Difensore centrale croato classe 2000, Klepo sarà molto utile alla causa azzurra in primo luogo per la sua condizione di under. Poter disporre di un giovane anche nel pacchetto arretrato é una delle soluzioni che mancavano a mister Favarin, e che ora é a sua disposizione. Cresciuto tra Hadjuk Spalato e Dugopolje, i biancazzurri l’hanno prelevato dal Junak Sinj, società della 2.HNL (la Serie B croata), dove l’imponente difensore aveva fatto anche il suo esordio.

La sua caratteristica principale é la fisicità: raggiunge quasi il metro e 90 d’altezza, esaltandosi nei duelli aerei. Si disimpegna senza problemi anche nel gioco coi piedi: é ambidestro naturale e nel corso della sua crescita ha occupato anche la posizione di mediano di fronte alla difesa. Non é un giocatore lento, soprattutto sulle lunghe distanze. Inoltre ha un’ottima lettura delle trame di gioco avversarie.

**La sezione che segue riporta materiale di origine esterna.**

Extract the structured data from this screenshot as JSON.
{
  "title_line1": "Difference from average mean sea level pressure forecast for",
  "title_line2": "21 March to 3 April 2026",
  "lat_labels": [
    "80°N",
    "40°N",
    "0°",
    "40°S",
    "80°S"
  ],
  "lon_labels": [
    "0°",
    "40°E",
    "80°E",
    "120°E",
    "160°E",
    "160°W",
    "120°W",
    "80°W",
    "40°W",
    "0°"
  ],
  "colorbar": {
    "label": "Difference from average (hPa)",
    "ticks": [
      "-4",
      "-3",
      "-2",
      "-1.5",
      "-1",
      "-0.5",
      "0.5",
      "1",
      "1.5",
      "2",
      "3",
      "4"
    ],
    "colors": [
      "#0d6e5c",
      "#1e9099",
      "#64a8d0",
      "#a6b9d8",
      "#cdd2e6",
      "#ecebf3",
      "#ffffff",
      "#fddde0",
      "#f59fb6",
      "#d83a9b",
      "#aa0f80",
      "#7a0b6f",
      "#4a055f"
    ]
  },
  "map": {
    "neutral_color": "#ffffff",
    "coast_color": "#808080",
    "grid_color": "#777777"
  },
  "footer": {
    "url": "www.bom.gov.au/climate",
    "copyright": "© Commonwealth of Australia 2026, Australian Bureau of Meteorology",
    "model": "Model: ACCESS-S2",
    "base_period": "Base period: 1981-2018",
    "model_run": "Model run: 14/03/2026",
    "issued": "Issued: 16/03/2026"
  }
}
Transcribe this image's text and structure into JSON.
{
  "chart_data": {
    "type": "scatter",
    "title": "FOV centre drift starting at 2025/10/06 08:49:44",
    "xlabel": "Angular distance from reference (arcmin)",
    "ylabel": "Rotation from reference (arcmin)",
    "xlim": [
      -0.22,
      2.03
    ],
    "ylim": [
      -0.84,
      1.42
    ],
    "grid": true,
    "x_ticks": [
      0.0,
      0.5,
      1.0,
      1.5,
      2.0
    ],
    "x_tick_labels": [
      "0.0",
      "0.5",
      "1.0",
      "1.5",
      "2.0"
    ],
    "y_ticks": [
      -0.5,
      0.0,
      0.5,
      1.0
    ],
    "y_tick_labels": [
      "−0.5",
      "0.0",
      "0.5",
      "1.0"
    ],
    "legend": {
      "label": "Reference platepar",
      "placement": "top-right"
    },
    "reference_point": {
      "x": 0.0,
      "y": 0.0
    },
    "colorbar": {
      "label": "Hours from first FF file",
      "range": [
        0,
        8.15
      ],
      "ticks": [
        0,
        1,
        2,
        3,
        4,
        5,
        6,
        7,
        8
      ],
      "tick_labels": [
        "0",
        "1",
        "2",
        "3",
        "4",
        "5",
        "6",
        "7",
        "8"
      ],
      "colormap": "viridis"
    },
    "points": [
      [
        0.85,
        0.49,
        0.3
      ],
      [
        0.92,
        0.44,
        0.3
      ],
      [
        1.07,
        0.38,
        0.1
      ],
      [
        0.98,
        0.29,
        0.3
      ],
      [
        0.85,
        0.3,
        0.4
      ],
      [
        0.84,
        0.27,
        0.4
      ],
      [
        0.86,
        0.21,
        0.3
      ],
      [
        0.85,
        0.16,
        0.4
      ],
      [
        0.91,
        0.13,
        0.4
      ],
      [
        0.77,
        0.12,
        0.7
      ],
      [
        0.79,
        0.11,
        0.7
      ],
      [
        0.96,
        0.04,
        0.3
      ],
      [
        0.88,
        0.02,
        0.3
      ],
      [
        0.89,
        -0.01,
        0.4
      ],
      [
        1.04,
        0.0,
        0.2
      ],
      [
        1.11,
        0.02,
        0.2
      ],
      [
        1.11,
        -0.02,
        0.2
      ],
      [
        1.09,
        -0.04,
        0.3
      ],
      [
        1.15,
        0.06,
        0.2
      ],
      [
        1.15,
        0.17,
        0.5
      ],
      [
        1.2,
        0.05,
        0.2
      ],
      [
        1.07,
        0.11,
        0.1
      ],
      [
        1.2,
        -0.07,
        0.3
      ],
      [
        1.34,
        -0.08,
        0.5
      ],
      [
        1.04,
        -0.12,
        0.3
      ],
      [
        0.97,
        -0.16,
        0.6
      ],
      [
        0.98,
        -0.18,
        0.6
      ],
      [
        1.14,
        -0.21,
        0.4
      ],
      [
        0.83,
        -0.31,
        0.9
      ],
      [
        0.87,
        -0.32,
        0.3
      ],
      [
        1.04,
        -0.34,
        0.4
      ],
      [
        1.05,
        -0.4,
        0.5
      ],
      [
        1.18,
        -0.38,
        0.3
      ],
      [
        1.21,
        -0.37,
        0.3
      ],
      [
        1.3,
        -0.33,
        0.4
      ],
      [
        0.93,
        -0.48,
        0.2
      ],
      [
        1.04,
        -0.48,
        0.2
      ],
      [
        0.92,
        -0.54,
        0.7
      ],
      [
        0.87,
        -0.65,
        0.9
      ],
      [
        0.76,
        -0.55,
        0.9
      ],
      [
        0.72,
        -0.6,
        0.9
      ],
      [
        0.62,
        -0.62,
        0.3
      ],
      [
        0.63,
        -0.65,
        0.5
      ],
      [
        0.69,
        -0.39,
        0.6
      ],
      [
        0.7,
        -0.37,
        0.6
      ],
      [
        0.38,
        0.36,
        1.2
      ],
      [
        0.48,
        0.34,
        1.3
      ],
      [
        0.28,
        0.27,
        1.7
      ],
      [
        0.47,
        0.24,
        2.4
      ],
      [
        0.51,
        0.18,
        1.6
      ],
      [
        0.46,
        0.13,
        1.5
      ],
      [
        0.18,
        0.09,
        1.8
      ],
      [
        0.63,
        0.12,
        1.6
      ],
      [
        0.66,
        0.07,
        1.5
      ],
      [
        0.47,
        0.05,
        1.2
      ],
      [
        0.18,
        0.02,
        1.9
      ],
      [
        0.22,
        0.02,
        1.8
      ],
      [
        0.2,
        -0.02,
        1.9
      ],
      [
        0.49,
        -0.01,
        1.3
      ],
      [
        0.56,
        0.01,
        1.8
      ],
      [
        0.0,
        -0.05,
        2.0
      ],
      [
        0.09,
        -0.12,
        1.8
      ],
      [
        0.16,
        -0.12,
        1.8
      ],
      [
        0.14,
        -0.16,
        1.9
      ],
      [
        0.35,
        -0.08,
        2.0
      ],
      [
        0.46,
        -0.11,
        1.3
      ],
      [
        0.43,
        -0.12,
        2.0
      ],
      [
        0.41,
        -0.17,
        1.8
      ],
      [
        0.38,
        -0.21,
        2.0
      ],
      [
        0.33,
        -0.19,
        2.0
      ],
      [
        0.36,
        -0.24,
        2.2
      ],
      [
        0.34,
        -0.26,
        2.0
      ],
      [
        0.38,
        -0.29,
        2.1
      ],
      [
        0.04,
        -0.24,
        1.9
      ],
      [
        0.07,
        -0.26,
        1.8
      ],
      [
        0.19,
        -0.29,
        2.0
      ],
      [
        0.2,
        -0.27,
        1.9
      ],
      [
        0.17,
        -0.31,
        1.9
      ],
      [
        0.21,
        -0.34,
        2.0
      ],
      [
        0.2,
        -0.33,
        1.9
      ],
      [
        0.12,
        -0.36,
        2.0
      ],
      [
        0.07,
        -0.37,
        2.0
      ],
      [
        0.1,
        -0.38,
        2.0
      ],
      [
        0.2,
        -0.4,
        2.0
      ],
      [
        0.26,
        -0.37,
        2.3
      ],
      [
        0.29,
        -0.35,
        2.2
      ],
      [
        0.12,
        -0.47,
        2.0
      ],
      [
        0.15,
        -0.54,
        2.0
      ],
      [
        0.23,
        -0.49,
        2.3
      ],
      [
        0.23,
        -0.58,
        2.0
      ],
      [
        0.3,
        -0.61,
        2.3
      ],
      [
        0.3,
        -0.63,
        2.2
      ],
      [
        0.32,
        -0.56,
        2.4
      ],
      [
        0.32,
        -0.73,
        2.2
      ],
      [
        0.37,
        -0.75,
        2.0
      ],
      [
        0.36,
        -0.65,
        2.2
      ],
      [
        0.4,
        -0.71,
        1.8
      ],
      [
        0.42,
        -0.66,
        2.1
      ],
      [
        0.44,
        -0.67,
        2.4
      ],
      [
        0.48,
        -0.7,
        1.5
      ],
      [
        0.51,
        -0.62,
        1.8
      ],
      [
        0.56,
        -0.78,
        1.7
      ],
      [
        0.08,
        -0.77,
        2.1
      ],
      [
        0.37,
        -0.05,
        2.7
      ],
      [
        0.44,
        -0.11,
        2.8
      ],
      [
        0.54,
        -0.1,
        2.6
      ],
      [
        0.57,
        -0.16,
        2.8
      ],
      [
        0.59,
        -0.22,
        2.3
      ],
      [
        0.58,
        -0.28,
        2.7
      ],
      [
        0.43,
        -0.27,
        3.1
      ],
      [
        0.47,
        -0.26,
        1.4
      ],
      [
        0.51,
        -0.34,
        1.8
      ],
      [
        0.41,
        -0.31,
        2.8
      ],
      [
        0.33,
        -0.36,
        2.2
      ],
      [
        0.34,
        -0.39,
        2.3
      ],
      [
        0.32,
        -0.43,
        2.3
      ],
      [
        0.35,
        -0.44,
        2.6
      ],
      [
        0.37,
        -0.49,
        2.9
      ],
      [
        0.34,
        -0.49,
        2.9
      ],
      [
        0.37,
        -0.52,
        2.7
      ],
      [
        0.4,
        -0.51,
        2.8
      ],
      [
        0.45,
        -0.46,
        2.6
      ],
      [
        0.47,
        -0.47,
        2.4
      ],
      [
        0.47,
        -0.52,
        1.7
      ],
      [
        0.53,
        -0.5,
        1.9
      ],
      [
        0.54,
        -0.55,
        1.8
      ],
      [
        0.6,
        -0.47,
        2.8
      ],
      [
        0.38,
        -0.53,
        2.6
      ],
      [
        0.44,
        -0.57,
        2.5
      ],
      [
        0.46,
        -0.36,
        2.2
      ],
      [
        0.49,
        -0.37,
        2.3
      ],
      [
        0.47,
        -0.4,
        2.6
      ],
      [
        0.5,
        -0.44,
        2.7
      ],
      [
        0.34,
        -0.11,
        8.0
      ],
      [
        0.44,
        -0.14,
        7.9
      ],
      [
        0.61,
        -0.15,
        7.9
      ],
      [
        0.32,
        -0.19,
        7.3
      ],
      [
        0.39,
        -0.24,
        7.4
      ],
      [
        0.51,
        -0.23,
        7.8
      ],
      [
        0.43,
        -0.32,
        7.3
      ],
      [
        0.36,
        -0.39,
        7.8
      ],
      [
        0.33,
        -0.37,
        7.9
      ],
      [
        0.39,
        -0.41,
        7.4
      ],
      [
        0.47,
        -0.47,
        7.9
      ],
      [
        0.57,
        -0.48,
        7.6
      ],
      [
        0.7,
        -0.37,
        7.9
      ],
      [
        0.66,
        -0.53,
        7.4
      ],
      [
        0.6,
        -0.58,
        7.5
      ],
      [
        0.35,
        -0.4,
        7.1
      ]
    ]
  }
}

Un suo inserimento positivo nello scacchiere andriese sarebbe molto importante per il presente ma anche per il futuro: Klepo ha ancora un anno e mezzo da under da sfruttare in un ruolo delicato, dove é più difficile trovare giovani di livello. Nella partita di domenica contro il Cerignola c’é già la possibilità di vederlo in campo, dato che é arrivato il transfer dalla sua federazione, quindi sarà a disposizione di Favarin.